Nos últimos anos, algumas iniciativas importantes apontam para a mudança. Em 2023, a Associação Brasileira de Normas Técnicas (ABNT) publicou a versão brasileira de uma norma internacional que orienta como aplicar os princípios da linguagem simples. O Conselho Nacional de Justiça lançou um programa para aproximar o cidadão da linguagem usada em tribunais, facilitando o acesso à justiça.
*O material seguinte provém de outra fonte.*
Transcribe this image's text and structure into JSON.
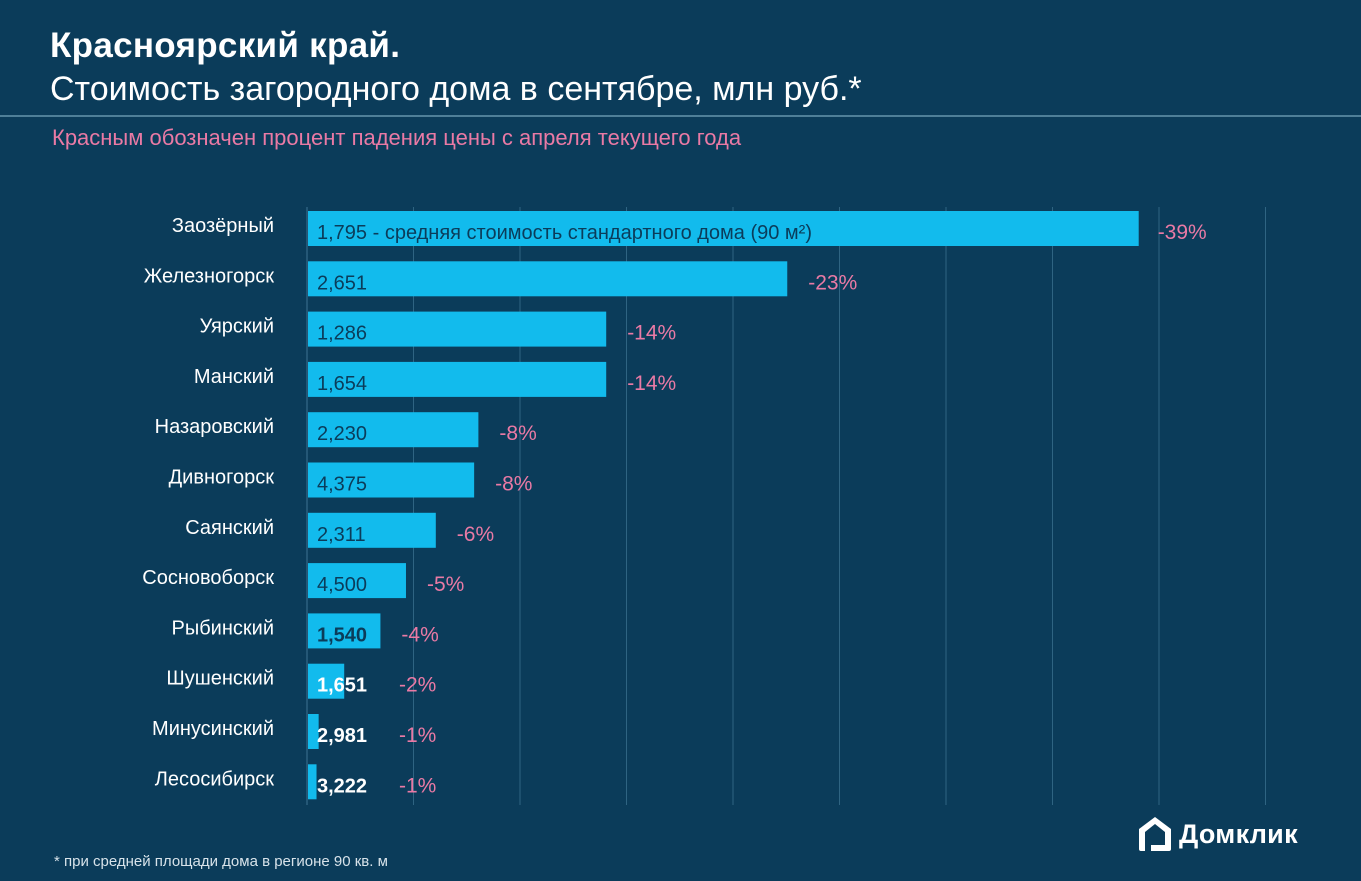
{
  "header": {
    "title": "Красноярский край.",
    "subtitle": "Стоимость загородного дома в сентябре, млн руб.*",
    "note": "Красным обозначен процент падения цены с апреля текущего года"
  },
  "footer": {
    "footnote": "* при средней площади дома в регионе 90 кв. м",
    "logo_text": "Домклик",
    "logo_icon": "house-icon"
  },
  "colors": {
    "background": "#0b3c5a",
    "bar": "#12bbed",
    "percent_label": "#ea7aa5",
    "gridline": "#2f6482",
    "value_label_dark": "#0b3c5a",
    "value_label_light": "#ffffff"
  },
  "chart_data": {
    "type": "bar",
    "orientation": "horizontal",
    "title": "Стоимость загородного дома в сентябре, млн руб.*",
    "xlabel": "",
    "ylabel": "",
    "bar_measure": "процент падения цены с апреля (%)",
    "xlim": [
      0,
      45
    ],
    "grid": true,
    "grid_step": 5,
    "categories": [
      "Заозёрный",
      "Железногорск",
      "Уярский",
      "Манский",
      "Назаровский",
      "Дивногорск",
      "Саянский",
      "Сосновоборск",
      "Рыбинский",
      "Шушенский",
      "Минусинский",
      "Лесосибирск"
    ],
    "price_labels": [
      "1,795 - средняя стоимость стандартного дома (90 м²)",
      "2,651",
      "1,286",
      "1,654",
      "2,230",
      "4,375",
      "2,311",
      "4,500",
      "1,540",
      "1,651",
      "2,981",
      "3,222"
    ],
    "prices_mln_rub": [
      1.795,
      2.651,
      1.286,
      1.654,
      2.23,
      4.375,
      2.311,
      4.5,
      1.54,
      1.651,
      2.981,
      3.222
    ],
    "decline_percent": [
      39,
      22.5,
      14,
      14,
      8,
      7.8,
      6,
      4.6,
      3.4,
      1.7,
      0.5,
      0.4
    ],
    "decline_labels": [
      "-39%",
      "-23%",
      "-14%",
      "-14%",
      "-8%",
      "-8%",
      "-6%",
      "-5%",
      "-4%",
      "-2%",
      "-1%",
      "-1%"
    ]
  }
}
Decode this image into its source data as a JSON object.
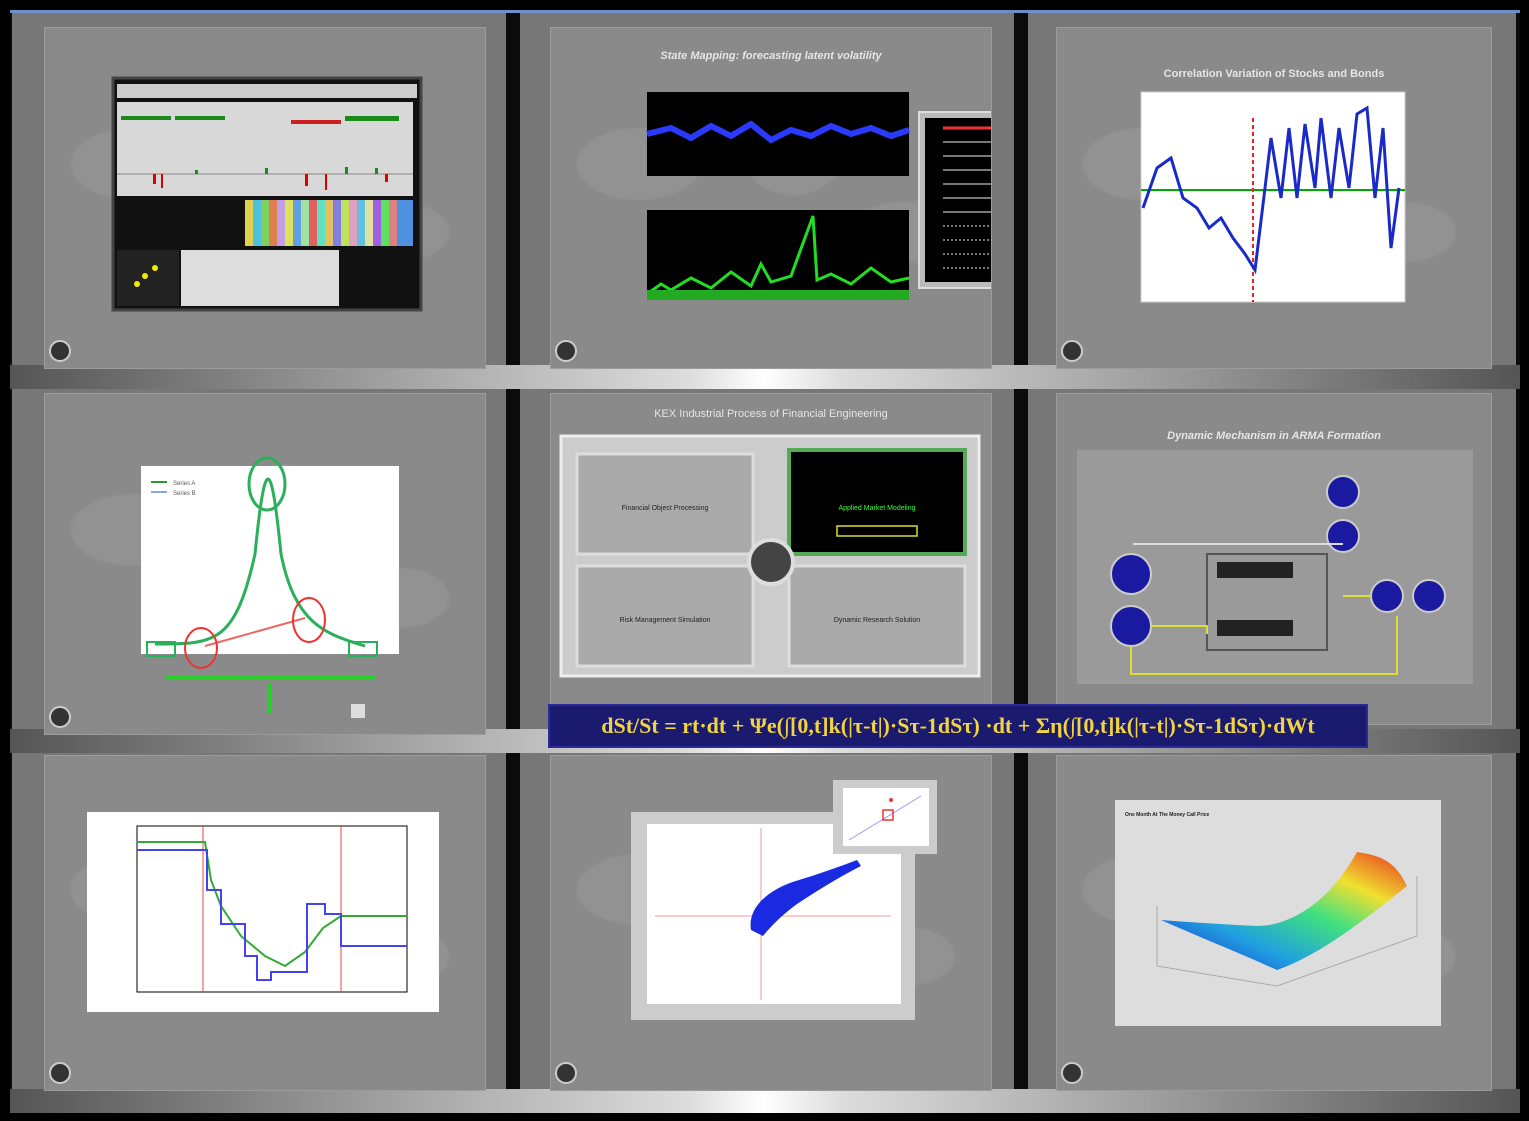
{
  "slides": {
    "s2_title": "State Mapping: forecasting latent volatility",
    "s3_title": "Correlation Variation of Stocks and Bonds",
    "s4_legend": [
      "Series A",
      "Series B"
    ],
    "s5_title": "KEX Industrial Process of Financial Engineering",
    "s5_boxes": [
      "Financial Object Processing",
      "Applied Market Modeling",
      "Risk Management Simulation",
      "Dynamic Research Solution"
    ],
    "s6_title": "Dynamic Mechanism in ARMA Formation",
    "s9_title": "One Month At The Money Call Price"
  },
  "formula": {
    "text": "dSt/St = rt·dt + Ψe(∫[0,t]k(|τ-t|)·Sτ-1dSτ) ·dt + Ση(∫[0,t]k(|τ-t|)·Sτ-1dSτ)·dWt"
  },
  "colors": {
    "formula_bg": "#1a1a6e",
    "formula_text": "#f2d440",
    "accent_blue": "#1a1aa0",
    "accent_green": "#2fd12f"
  }
}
E diferentes órgãos públicos já vêm adotando medidas para simplificar sua comunicação, mostrando que o Estado pode ser mais claro e transparente. Esses passos ainda são iniciais, mas indicam um movimento que precisa ganhar força em toda a sociedade.
A adoção da linguagem simples no dia a dia tem efeitos muito concretos para o exercício da cidadania, consumo e preservação de direitos. Uma bula médica que explica de forma clara como usar um remédio aumenta a adesão ao tratamento e melhora a saúde das pessoas. Um contrato bancário escrito sem vocabulário técnico permite que consumidores entendam com clareza suas obrigações e direitos. Uma decisão judicial apresentada em termos diretos mostra que a justiça não é apenas uma ideia distante, mas uma prática acessível.
Um produto que contenha informacões claras e transparentes sobre como foi produzido e o seu real impacto para a saúde, sociedade e planeta, pode definir a escolha de uma compra. No campo ambiental, a tradução de palavras e termos, como carbono, emissões de CO2, biodiversidade, combustíveis fósseis, entre outros, permitem com que as pessoas, das crianças aos idosos, compreendam e participem de assuntos importantes. Esses exemplos mostram que a escolha pela clareza tem impacto real e imediato na vida e inclusão das pessoas. Lembrando sempre que o óbvio só existe quando se tem o conhecimento.
Por isso, a linguagem simples deve ser entendida não apenas como uma técnica de comunicação, mas como uma postura ética e política. É reconhecer que a informação e o entendimento, não podem ser privilégios de poucos, e devem ser realmente tratados como direitos universais, como é estabelecido desde 1948, pela Declaração Universal dos Direitos Humanos. É trocar a barreira das palavras complicadas por pontes de compreensão, participação e engajamento. Quando governos, empresas, instituições e profissionais adotam essa prática, abrem espaço para mais vozes, fortalecem a democracia e ampliam a confiança da população em seus processos, contribuindo para combater a manipulação do conhecimento, por meio do exercício acessível da linguagem.
Escrever de forma simples e clara é apostar na democracia do entendimento. É garantir que temas que afetam nossa vida individual e coletiva, como direitos públicos, direitos do consumidor, direitos das crianças, mulheres, idosos, populações vulneráveis e discriminadas, tenham acesso, envolvimento e voz, quando tratamos de temas econômicos, políticos, sociais, ambientais, para que o conhecimento seja, de fato, um direito. Num país em que a desigualdade já exclui em tantas áreas, a clareza na comunicação pode e deve ser uma ferramenta poderosa de inclusão, encorajamento e empoderamento.
No fim, comunicar de forma clara não é apenas uma questão de estilo ou estética. É um ato empático e político que aproxima, envolve e devolve às pessoas o poder de compreender, de participar e de agir. E é justamente esse poder que fortalece a cidadania, amplia a democracia e constrói uma sociedade mais justa e consciente.